Of course, the limitations of my imagination may also be those of a practitioner engaging academic discourse. Tran’s book provides significant engagement with various disciplines that contribute to race theory and Christian theology. However, I am still left to consider how this work may be enfleshed in local congregations and communities. Certainly, a preacher’s responsibility is to communicate God’s invitation for Christian communities to participate in the divine economy, and a pastor’s imagination should facilitate spaces that envision God’s shalom in local bodies like that of Redeemer Community Church.

Yet it seems that the dominance of racial identity in our society still finds its way into how churches and congregants relate to one another, whether it is to consider the racial politics on display in any given church structure or in efforts to engage with societal conversations.

Is it truly possible to focus on subverting dominance and exploitation in political economy as antiracist work? Is it my cynicism that assumes we are too far gone in our current discourse on racial politics to focus primarily on political economy?

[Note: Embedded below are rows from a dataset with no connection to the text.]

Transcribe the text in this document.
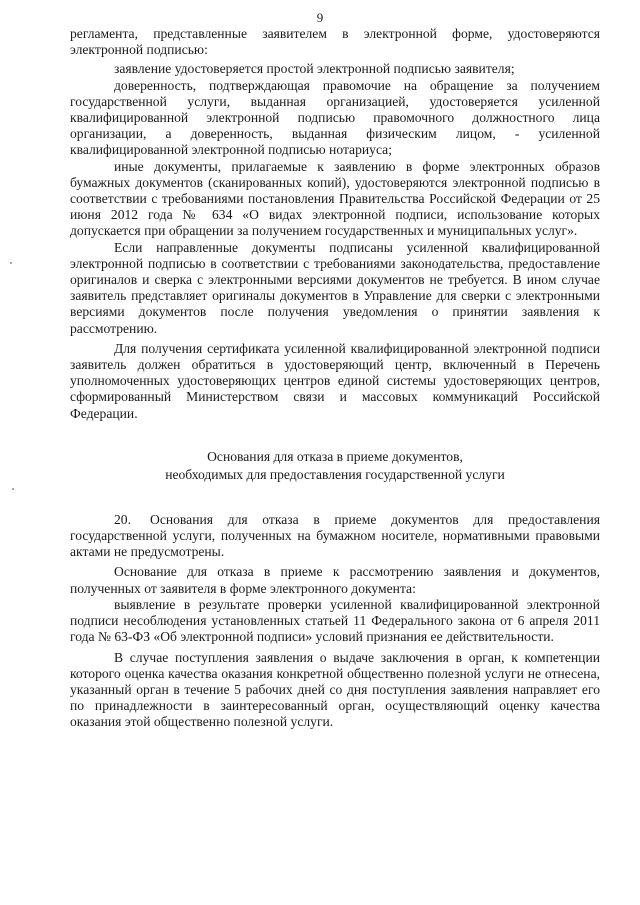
9

регламента, представленные заявителем в электронной форме, удостоверяются электронной подписью:

заявление удостоверяется простой электронной подписью заявителя;

доверенность, подтверждающая правомочие на обращение за получением государственной услуги, выданная организацией, удостоверяется усиленной квалифицированной электронной подписью правомочного должностного лица организации, а доверенность, выданная физическим лицом, - усиленной квалифицированной электронной подписью нотариуса;

иные документы, прилагаемые к заявлению в форме электронных образов бумажных документов (сканированных копий), удостоверяются электронной подписью в соответствии с требованиями постановления Правительства Российской Федерации от 25 июня 2012 года № 634 «О видах электронной подписи, использование которых допускается при обращении за получением государственных и муниципальных услуг».

Если направленные документы подписаны усиленной квалифицированной электронной подписью в соответствии с требованиями законодательства, предоставление оригиналов и сверка с электронными версиями документов не требуется. В ином случае заявитель представляет оригиналы документов в Управление для сверки с электронными версиями документов после получения уведомления о принятии заявления к рассмотрению.

Для получения сертификата усиленной квалифицированной электронной подписи заявитель должен обратиться в удостоверяющий центр, включенный в Перечень уполномоченных удостоверяющих центров единой системы удостоверяющих центров, сформированный Министерством связи и массовых коммуникаций Российской Федерации.

Основания для отказа в приеме документов,
необходимых для предоставления государственной услуги

20. Основания для отказа в приеме документов для предоставления государственной услуги, полученных на бумажном носителе, нормативными правовыми актами не предусмотрены.

Основание для отказа в приеме к рассмотрению заявления и документов, полученных от заявителя в форме электронного документа:

выявление в результате проверки усиленной квалифицированной электронной подписи несоблюдения установленных статьей 11 Федерального закона от 6 апреля 2011 года № 63-ФЗ «Об электронной подписи» условий признания ее действительности.

В случае поступления заявления о выдаче заключения в орган, к компетенции которого оценка качества оказания конкретной общественно полезной услуги не отнесена, указанный орган в течение 5 рабочих дней со дня поступления заявления направляет его по принадлежности в заинтересованный орган, осуществляющий оценку качества оказания этой общественно полезной услуги.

Or is it the responsibility of practitioners to engage in antiracist work with a double-edged sword, encouraging creative participation in divine economy while also engaging the evolving discourse on racial identity?

The book’s discussion of Redeemer Community Church offers a compelling picture for Asian American Christians seeking to engage in antiracist work. Yet, insofar as the stories highlighted focus on those with elite educations, Tran provides a particular vision of antiracist work for Asian Americans with some economic and political power.

While this vision may not include Asian Americans currently on the underside of the political economy, Tran still makes a compelling invitation for Asian American Christians to participate in political economy through subversion rather than complicity. Rather than assimilating into the political economy in which we took refuge, perhaps we may find a way forward as we shape our liturgies to reimagine God’s infinite love towards our participation in God’s economy. And rather than resigning to our place as a wedge in racial politics, perhaps Asian American Christians can transform the discomfort embedded into Asian American racial identity into mutualistic collaborative partnerships.

And perhaps beyond the entangled realities of racial capitalism, we may find that dismantling racist structures may not always be as explicit as the language and optics of identarian politics, but rather takes the form of a quiet invitation to discern the next step of faithfulness as people embedded in local communities as followers of a generous and abundant God.

Rev. Janna Louie is an American Baptist minister currently serving graduate students and faculty in universities across Southern California. She was born and raised in Chicago and is a daughter of immigrants from Hong Kong. She currently lives in Los Angeles, CA. She hosts the Venn Diagram Forum, a space that engages Asian American racial identity, Christian faith, and politics. After completing her MDiv at Fuller Theological Seminary, she received the Parish Pulpit Fellowship and studied sociopolitical engagement through preaching in contexts without religious liberty. During this fellowship, she concentrated her studies in Southeast Asia.  She was also awarded the David Allan Hubbard Award and continues to create integrated spaces for current seminarians by serving as a group facilitator. She directed various preaching courses and has preaching experience throughout the United States, South Africa, Kenya, Ghana, Viet Nam, and Thailand. In her spare time, she enjoys running, cooking, and learning to grow her own vegetables.